David L. Hudson, Jr. is a First Amendment Scholar with the First Amendment Center at Vanderbilt University. He teaches at Vanderbilt University Law School and Nashville School of Law. He is the author of Let the Students Speak!: A History of the Fight For Free Expression in American Schools.
Dissenting opinions obviously don’t have the force of law that majority opinions do. But that doesn’t mean they aren’t better reasoned. Recall that Justice John Marshall Harlan (the first one) was known as “the Great Dissenter” in part for his solitary dissent in the abhorrent Plessy v. Ferguson (1896), in which the Court sanctioned segregation and the noxious separate-but-equal doctrine.
Judge Rosemary Pooler’s March 22 dissent in the student-speech case Cuff v. Valley Central School District from the 2nd U.S. Circuit Court of Appeals may not rise even close to that level of prominence. Yet it brought some much-needed perspective to an area of law in desperate need of it.
The case involved a class assignment in 2007 for fifth-graders at Berea Elementary School in Montgomery, N.Y., to color in a picture of an astronaut and write anything on it they wanted. The teacher allegedly told the class: “When I mean anything you want, anything. You can write about missiles.”
Hearing this, 10-year-old B.C. — in juvenile cases often only initials are used — wrote on his picture that he wanted to “blow up the school with all the teachers in it.” He showed the picture to his classmates and they laughed.
It was no laughing matter to the teacher, and B.C. received a six-day suspension. His parents sued on his behalf, alleging a violation of his First Amendment rights. When the case reached the 2nd Circuit, the three-judge panel ruled 2-1 in favor of school officials.
Judge Ralph Winter reasoned that school officials must have broad authority to handle student-speech issues in order to prevent violence or a substantial disruption of school under the U.S. Supreme Court’s famous decision in Tinker v.

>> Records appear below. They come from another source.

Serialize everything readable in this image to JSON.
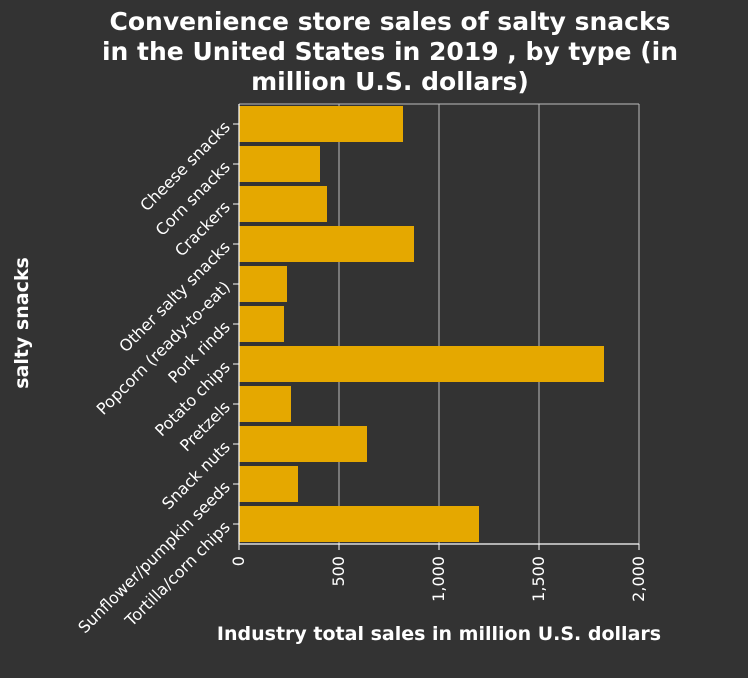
{
  "chart_data": {
    "type": "bar",
    "orientation": "horizontal",
    "title_lines": [
      "Convenience store sales of salty snacks",
      "in the United States in 2019 , by type (in",
      "million U.S. dollars)"
    ],
    "xlabel": "Industry total sales in million U.S. dollars",
    "ylabel": "salty snacks",
    "xlim": [
      0,
      2000
    ],
    "xticks": [
      0,
      500,
      1000,
      1500,
      2000
    ],
    "xtick_labels": [
      "0",
      "500",
      "1,000",
      "1,500",
      "2,000"
    ],
    "grid": true,
    "categories": [
      "Cheese snacks",
      "Corn snacks",
      "Crackers",
      "Other salty snacks",
      "Popcorn (ready-to-eat)",
      "Pork rinds",
      "Potato chips",
      "Pretzels",
      "Snack nuts",
      "Sunflower/pumpkin seeds",
      "Tortilla/corn chips"
    ],
    "values": [
      820,
      405,
      440,
      875,
      240,
      225,
      1825,
      260,
      640,
      295,
      1200
    ],
    "bar_color": "#e5a800",
    "background_color": "#333333"
  }
}
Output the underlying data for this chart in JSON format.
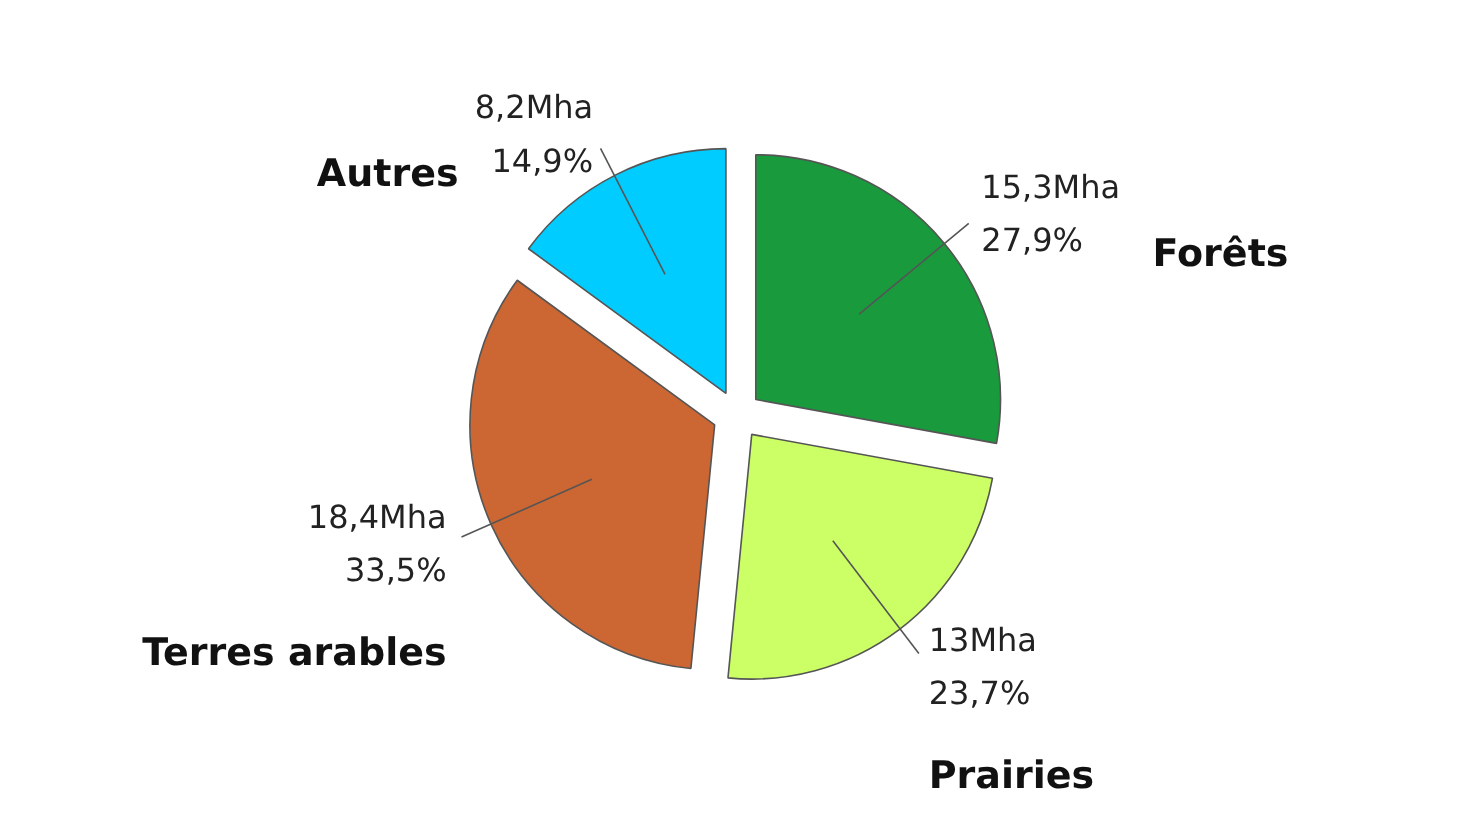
{
  "chart_data": {
    "type": "pie",
    "categories": [
      "Forêts",
      "Prairies",
      "Terres arables",
      "Autres"
    ],
    "values": [
      15.3,
      13,
      18.4,
      8.2
    ],
    "value_labels": [
      "15,3Mha\n27,9%",
      "13Mha\n23,7%",
      "18,4Mha\n33,5%",
      "8,2Mha\n14,9%"
    ],
    "colors": [
      "#199a3c",
      "#ccff66",
      "#cc6633",
      "#00ccff"
    ]
  }
}
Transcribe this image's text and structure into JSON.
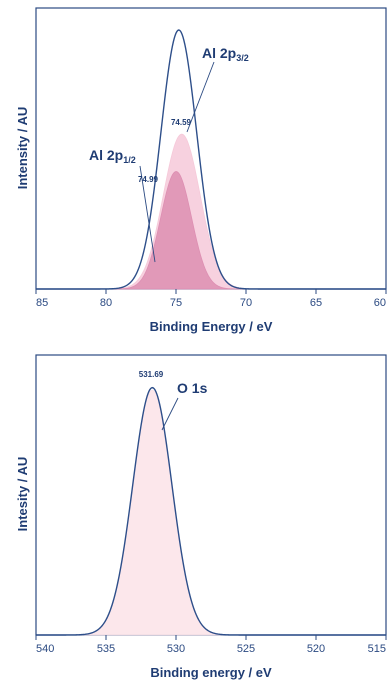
{
  "chart_data": [
    {
      "type": "area",
      "xlabel": "Binding Energy / eV",
      "ylabel": "Intensity / AU",
      "xlim": [
        85,
        60
      ],
      "x_ticks": [
        "85",
        "80",
        "75",
        "70",
        "65",
        "60"
      ],
      "reversed_x": true,
      "grid": false,
      "series": [
        {
          "name": "envelope",
          "kind": "line",
          "color": "#2e4f8a",
          "center": 74.8,
          "fwhm": 3.0,
          "height": 0.97
        },
        {
          "component": "Al 2p3/2",
          "kind": "filled",
          "color": "#f6c9d9",
          "center": 74.59,
          "fwhm": 3.1,
          "height": 0.58
        },
        {
          "component": "Al 2p1/2",
          "kind": "filled",
          "color": "#dd8fb2",
          "center": 74.99,
          "fwhm": 2.6,
          "height": 0.44
        }
      ],
      "annotations": [
        {
          "label_main": "Al 2p",
          "label_sub": "3/2",
          "value": "74.59"
        },
        {
          "label_main": "Al 2p",
          "label_sub": "1/2",
          "value": "74.99"
        }
      ]
    },
    {
      "type": "area",
      "xlabel": "Binding energy / eV",
      "ylabel": "Intesity / AU",
      "xlim": [
        540,
        515
      ],
      "x_ticks": [
        "540",
        "535",
        "530",
        "525",
        "520",
        "515"
      ],
      "reversed_x": true,
      "grid": false,
      "series": [
        {
          "name": "envelope",
          "kind": "line",
          "color": "#2e4f8a",
          "center": 531.69,
          "fwhm": 3.3,
          "height": 0.97
        },
        {
          "component": "O 1s",
          "kind": "filled",
          "color": "#fbe3e8",
          "center": 531.69,
          "fwhm": 3.3,
          "height": 0.96
        }
      ],
      "annotations": [
        {
          "label_main": "O 1s",
          "label_sub": "",
          "value": "531.69"
        }
      ]
    }
  ]
}
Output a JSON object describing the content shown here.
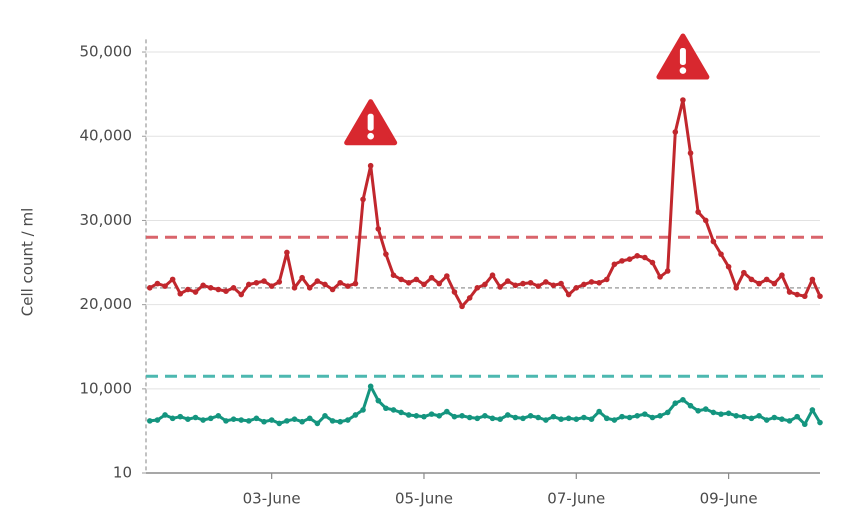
{
  "chart_data": {
    "type": "line",
    "y_label": "Cell count / ml",
    "x": [
      1.4,
      1.5,
      1.6,
      1.7,
      1.8,
      1.9,
      2.0,
      2.1,
      2.2,
      2.3,
      2.4,
      2.5,
      2.6,
      2.7,
      2.8,
      2.9,
      3.0,
      3.1,
      3.2,
      3.3,
      3.4,
      3.5,
      3.6,
      3.7,
      3.8,
      3.9,
      4.0,
      4.1,
      4.2,
      4.3,
      4.4,
      4.5,
      4.6,
      4.7,
      4.8,
      4.9,
      5.0,
      5.1,
      5.2,
      5.3,
      5.4,
      5.5,
      5.6,
      5.7,
      5.8,
      5.9,
      6.0,
      6.1,
      6.2,
      6.3,
      6.4,
      6.5,
      6.6,
      6.7,
      6.8,
      6.9,
      7.0,
      7.1,
      7.2,
      7.3,
      7.4,
      7.5,
      7.6,
      7.7,
      7.8,
      7.9,
      8.0,
      8.1,
      8.2,
      8.3,
      8.4,
      8.5,
      8.6,
      8.7,
      8.8,
      8.9,
      9.0,
      9.1,
      9.2,
      9.3,
      9.4,
      9.5,
      9.6,
      9.7,
      9.8,
      9.9,
      10.0,
      10.1,
      10.2
    ],
    "series": [
      {
        "color": "#c1272d",
        "values": [
          22000,
          22500,
          22200,
          23000,
          21300,
          21800,
          21500,
          22300,
          22000,
          21800,
          21600,
          22000,
          21200,
          22400,
          22600,
          22800,
          22200,
          22700,
          26200,
          22000,
          23200,
          22000,
          22800,
          22400,
          21800,
          22600,
          22200,
          22500,
          32500,
          36500,
          29000,
          26000,
          23500,
          23000,
          22600,
          23000,
          22400,
          23200,
          22500,
          23400,
          21500,
          19800,
          20800,
          22000,
          22400,
          23500,
          22100,
          22800,
          22300,
          22500,
          22600,
          22200,
          22700,
          22300,
          22500,
          21200,
          22000,
          22400,
          22700,
          22600,
          23000,
          24800,
          25200,
          25400,
          25800,
          25600,
          25000,
          23300,
          24000,
          40500,
          44300,
          38000,
          31000,
          30000,
          27500,
          26000,
          24500,
          22000,
          23800,
          23000,
          22500,
          23000,
          22500,
          23500,
          21500,
          21200,
          21000,
          23000,
          21000
        ]
      },
      {
        "color": "#14957f",
        "values": [
          6200,
          6300,
          6900,
          6500,
          6700,
          6400,
          6600,
          6300,
          6500,
          6800,
          6200,
          6400,
          6300,
          6200,
          6500,
          6100,
          6300,
          5900,
          6200,
          6400,
          6100,
          6500,
          5900,
          6800,
          6200,
          6100,
          6300,
          6900,
          7500,
          10300,
          8600,
          7700,
          7500,
          7200,
          6900,
          6800,
          6700,
          7000,
          6800,
          7300,
          6700,
          6800,
          6600,
          6500,
          6800,
          6500,
          6400,
          6900,
          6600,
          6500,
          6800,
          6600,
          6300,
          6700,
          6400,
          6500,
          6400,
          6600,
          6400,
          7300,
          6500,
          6300,
          6700,
          6600,
          6800,
          7000,
          6600,
          6800,
          7200,
          8300,
          8700,
          8000,
          7400,
          7600,
          7200,
          7000,
          7100,
          6800,
          6700,
          6500,
          6800,
          6300,
          6600,
          6400,
          6200,
          6700,
          5800,
          7500,
          6000
        ]
      }
    ],
    "reference_lines": [
      {
        "value": 28000,
        "color": "#d9646b"
      },
      {
        "value": 11500,
        "color": "#4db8b0"
      },
      {
        "value": 22000,
        "color": "#a8a8a8"
      }
    ],
    "xlim": [
      1.35,
      10.2
    ],
    "xticks": [
      {
        "value": 3,
        "label": "03-June"
      },
      {
        "value": 5,
        "label": "05-June"
      },
      {
        "value": 7,
        "label": "07-June"
      },
      {
        "value": 9,
        "label": "09-June"
      }
    ],
    "ylim": [
      10,
      51500
    ],
    "yticks": [
      10,
      {
        "value": 10000,
        "label": "10,000"
      },
      {
        "value": 20000,
        "label": "20,000"
      },
      {
        "value": 30000,
        "label": "30,000"
      },
      {
        "value": 40000,
        "label": "40,000"
      },
      {
        "value": 50000,
        "label": "50,000"
      }
    ],
    "grid": true
  }
}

Des Moines Independent Community School District (1969).
“Courts have allowed wide leeway to school administrators disciplining students for writings or other conduct threatening violence,” he wrote. “The threat of substantial disruption was aggravated by B.C.’s sharing of his ‘wish’ with fellow students, an act reasonably perceived as an attention-grabbing device.” The reasoning was that other students might engage in distracting copycat behavior that would interrupt education at the school.
Judge Pooler disagreed with this line of reasoning, noting that Tinker requires at least a forecast of a substantial disruption. To Pooler, B.C.’s act created only a “minor disruption.”
She also warned that the majority opinion allows a speaker’s First Amendment freedoms to be determined entirely by listeners. She didn’t use the term, but the majority opinion sanctioned the idea of a heckler’s veto on speech.
“The First Amendment’s protection of free speech cannot hinge entirely on the reaction of a listener to a person’s speech,” she wrote. “If that were the case, the First Amendment would be only as strong as the weakest, or at least the most thin-skinned, listener in a crowd.”
Pooler did not say that the student should win the case. Disputed factual issues, such as the meaning and relevance of B.C.’s past drawings, required the case to go to jury, she said.
The majority seemed to declare that any student expression with violent themes justifies school punishment. Pooler dug deeper and questioned such unrestrained deference to school officials by the majority.
Her opinion brings to mind Justice Abe Fortas’ warning in Tinker: “[I]n our system, undifferentiated fear or apprehension of disturbance is not enough to overcome the right to freedom of expression.”